This is unreleased documentation for Rasa Documentation Main/Unreleased version.
For the latest released documentation, see the latest version (3.x).

Version: Main/Unreleased


Token Objects

class Token()

Used by Tokenizers which split a single message into multiple Tokens.


def __init__(text: Text,
start: int,
end: Optional[int] = None,
data: Optional[Dict[Text, Any]] = None,
lemma: Optional[Text] = None) -> None

Create a Token.


  • text - The token text.
  • start - The start index of the token within the entire message.
  • end - The end index of the token within the entire message.
  • data - Additional token data.
  • lemma - An optional lemmatized version of the token text.

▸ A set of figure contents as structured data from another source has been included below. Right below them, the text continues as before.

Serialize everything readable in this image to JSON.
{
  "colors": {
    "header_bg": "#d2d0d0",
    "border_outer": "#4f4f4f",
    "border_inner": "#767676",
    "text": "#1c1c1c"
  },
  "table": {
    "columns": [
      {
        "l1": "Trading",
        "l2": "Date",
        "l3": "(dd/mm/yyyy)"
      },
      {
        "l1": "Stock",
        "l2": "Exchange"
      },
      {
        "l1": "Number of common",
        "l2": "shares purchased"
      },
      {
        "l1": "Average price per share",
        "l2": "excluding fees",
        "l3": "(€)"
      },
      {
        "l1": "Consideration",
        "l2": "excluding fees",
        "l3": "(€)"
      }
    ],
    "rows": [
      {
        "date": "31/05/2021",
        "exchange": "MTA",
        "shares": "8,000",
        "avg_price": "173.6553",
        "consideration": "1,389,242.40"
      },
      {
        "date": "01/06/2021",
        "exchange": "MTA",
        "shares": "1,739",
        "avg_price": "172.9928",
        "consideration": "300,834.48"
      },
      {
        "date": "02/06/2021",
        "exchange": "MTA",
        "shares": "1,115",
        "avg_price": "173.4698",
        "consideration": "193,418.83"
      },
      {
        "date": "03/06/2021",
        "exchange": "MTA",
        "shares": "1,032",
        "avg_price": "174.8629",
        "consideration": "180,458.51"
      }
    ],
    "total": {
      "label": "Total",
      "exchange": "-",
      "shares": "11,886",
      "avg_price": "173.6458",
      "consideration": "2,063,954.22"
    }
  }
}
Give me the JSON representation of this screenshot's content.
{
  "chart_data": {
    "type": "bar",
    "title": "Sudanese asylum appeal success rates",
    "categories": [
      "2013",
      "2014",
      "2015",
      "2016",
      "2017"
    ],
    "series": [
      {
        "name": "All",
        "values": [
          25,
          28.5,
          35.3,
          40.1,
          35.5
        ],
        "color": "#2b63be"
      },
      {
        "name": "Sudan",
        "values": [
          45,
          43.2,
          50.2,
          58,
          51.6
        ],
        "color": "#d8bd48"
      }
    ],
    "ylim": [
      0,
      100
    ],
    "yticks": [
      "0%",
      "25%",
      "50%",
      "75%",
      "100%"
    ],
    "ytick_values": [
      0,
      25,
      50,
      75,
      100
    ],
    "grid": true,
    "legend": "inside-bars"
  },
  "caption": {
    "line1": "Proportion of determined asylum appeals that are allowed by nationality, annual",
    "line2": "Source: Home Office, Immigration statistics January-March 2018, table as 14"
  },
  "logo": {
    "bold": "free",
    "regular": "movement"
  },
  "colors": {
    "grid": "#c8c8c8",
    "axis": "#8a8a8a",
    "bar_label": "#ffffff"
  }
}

def set(prop: Text, info: Any) -> None

Set property value.


def get(prop: Text, default: Optional[Any] = None) -> Any

Returns token value.


def fingerprint() -> Text

Returns a stable hash for this Token.

Tokenizer Objects

class Tokenizer(GraphComponent, abc.ABC)

Base class for tokenizers.


def __init__(config: Dict[Text, Any]) -> None

Construct a new tokenizer.


def create(cls, config: Dict[Text, Any], model_storage: ModelStorage,
resource: Resource,
execution_context: ExecutionContext) -> GraphComponent

Creates a new component (see parent class for full docstring).


def tokenize(message: Message, attribute: Text) -> List[Token]

Tokenizes the text of the provided attribute of the incoming message.


def process_training_data(training_data: TrainingData) -> TrainingData

Tokenize all training data.


def process(messages: List[Message]) -> List[Message]

Tokenize the incoming messages.